Ride sharing fares to increase starting April 1 as gov’t enforces regulations to level playing field with regular taxis

Soon, your Uber/Grab/Go-Car ride may cost around the same as it would with a regular taxi.

The Transportation Ministry announced that they are fully enforcing the latest revision of Ministerial Regulation no. 32/2016 concerning app-based transportation in April, which, among other points, sets maximum and minimum limits for ride sharing fares.

“This is so that there won’t be further issues [between conventional taxis and ride sharing services] and so that conventional taxis won’t go bankrupt,” said Pudji Hartanto, director general of Land Transportation at the Transportation Ministry, as quoted by Kompas yesterday.

Ministerial Regulation no. 32/2016 was introduced in October 2016 following a series of strikes and protests by taxi drivers around the nation (one of which, in Jakarta, got particularly violent).

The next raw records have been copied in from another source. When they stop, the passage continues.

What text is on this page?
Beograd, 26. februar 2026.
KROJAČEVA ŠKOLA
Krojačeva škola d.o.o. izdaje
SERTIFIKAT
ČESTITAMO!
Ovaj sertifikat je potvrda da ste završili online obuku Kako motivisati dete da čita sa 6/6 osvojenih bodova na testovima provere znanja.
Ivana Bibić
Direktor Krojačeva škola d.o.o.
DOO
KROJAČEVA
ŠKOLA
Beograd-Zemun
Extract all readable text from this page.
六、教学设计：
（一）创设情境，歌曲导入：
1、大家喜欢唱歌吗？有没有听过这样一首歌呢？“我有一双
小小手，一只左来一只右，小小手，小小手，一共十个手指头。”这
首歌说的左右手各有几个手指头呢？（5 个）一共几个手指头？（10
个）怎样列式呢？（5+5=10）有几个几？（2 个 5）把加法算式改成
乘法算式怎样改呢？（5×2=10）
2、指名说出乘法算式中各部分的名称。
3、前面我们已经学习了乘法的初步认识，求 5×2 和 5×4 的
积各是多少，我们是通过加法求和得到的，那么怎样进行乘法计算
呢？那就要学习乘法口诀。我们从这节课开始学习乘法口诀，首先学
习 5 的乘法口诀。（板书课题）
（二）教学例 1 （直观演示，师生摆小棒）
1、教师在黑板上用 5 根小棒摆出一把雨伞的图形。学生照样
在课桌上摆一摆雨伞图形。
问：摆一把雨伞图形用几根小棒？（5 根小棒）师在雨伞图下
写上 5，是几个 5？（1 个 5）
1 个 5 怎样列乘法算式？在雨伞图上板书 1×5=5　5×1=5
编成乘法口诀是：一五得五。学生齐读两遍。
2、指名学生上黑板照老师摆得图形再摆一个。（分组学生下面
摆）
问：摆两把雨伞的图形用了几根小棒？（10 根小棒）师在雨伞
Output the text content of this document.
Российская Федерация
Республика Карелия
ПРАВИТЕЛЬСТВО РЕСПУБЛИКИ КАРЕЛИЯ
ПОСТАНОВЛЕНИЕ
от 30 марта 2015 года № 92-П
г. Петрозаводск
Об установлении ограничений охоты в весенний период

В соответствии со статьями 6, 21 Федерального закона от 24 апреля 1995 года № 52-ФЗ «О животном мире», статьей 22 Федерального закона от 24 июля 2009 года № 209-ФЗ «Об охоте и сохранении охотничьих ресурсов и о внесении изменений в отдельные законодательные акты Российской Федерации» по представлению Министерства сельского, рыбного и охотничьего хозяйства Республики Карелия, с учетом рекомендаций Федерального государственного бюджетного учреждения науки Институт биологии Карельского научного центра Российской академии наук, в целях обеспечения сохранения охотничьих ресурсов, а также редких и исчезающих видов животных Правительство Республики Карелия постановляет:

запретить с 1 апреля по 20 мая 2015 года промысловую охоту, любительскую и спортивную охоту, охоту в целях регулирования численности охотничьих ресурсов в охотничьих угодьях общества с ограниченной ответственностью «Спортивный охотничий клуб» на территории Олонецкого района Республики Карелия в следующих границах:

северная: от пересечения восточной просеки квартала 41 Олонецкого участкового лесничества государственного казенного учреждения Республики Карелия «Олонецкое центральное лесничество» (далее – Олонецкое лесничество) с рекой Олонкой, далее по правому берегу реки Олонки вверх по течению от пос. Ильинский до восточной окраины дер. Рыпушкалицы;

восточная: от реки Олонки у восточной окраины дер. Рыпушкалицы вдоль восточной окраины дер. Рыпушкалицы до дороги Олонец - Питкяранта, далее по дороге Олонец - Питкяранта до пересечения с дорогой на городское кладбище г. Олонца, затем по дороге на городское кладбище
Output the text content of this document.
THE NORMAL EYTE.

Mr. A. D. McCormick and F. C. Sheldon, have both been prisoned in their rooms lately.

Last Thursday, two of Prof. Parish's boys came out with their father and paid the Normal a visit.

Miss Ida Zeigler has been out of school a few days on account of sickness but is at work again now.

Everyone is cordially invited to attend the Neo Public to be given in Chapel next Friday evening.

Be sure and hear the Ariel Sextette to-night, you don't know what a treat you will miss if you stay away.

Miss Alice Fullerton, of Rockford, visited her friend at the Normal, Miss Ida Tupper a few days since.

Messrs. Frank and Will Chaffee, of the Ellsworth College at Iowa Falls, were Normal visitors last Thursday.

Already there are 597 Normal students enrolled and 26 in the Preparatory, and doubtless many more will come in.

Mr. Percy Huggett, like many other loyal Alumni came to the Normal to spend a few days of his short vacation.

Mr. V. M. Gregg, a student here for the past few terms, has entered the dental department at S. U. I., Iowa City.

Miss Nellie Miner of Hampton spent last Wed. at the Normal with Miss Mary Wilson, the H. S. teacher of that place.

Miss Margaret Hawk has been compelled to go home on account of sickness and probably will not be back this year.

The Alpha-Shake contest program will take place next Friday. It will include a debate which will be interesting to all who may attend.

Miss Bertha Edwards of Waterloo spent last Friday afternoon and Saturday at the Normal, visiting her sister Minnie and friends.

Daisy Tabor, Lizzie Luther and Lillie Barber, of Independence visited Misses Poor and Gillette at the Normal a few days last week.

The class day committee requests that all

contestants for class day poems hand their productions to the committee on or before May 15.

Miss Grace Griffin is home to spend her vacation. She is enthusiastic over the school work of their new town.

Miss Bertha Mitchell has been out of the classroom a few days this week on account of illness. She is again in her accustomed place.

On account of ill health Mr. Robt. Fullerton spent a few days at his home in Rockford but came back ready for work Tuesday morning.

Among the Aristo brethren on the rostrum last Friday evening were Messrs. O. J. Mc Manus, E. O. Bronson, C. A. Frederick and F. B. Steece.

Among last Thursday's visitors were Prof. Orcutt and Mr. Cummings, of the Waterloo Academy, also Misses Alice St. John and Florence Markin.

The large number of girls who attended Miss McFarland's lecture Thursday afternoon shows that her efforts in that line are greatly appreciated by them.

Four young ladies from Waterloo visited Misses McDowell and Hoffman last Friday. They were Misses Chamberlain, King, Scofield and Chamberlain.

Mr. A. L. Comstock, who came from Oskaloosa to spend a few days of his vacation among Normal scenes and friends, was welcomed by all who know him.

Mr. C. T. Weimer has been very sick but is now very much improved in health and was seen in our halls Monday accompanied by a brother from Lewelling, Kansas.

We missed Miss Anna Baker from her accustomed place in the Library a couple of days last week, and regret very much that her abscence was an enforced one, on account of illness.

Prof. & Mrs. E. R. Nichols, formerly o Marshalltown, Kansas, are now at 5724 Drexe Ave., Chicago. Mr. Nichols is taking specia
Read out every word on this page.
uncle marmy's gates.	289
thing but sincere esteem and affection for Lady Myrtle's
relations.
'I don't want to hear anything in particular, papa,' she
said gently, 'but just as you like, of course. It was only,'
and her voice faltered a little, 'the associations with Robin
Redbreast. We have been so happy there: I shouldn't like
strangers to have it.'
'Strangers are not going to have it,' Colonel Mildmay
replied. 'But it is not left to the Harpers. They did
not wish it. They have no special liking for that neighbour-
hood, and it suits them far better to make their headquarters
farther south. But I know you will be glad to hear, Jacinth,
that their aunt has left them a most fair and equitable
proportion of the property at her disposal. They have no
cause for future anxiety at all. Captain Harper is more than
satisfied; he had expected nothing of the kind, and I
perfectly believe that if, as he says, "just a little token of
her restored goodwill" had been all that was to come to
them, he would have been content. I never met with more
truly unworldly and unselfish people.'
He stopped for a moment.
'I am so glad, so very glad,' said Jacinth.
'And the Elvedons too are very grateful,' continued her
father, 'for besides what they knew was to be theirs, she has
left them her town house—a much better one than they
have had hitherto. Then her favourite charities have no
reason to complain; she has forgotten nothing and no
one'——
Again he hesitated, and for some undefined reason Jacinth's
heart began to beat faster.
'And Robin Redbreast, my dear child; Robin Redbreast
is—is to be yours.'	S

Taxi drivers and companies then demanded that the government regulate ride sharing fares – which were generally lower than those of conventional taxis – in order to eliminate any unfair competitive advantage they had.

The ministry has not yet announced the limits they would set for ride sharing fares, but it is believed that they would soon be similar to those of regular taxis.

The regulation also mandated that ride sharing vehicles must meet certain specification standards and pass the government’s road-worthiness test. The ministry will issue a special sticker for ride sharing vehicles that adhere to the regulation.

The ministry’s enforcement of the regulation first came with a six-month socializing period starting in October 2016, during which time violators were only given warnings. The socializing period ends at the end of this month, after which all violators may face sanctions.

Though the full enforcement of the regulation has long been scheduled for April, it’s likely to be another major hit for ride sharing companies in Indonesia. Recently, the city of Yogyakarta and the province of West Java announced they would ban ride sharing services following violent protests by traditional public transportation drivers.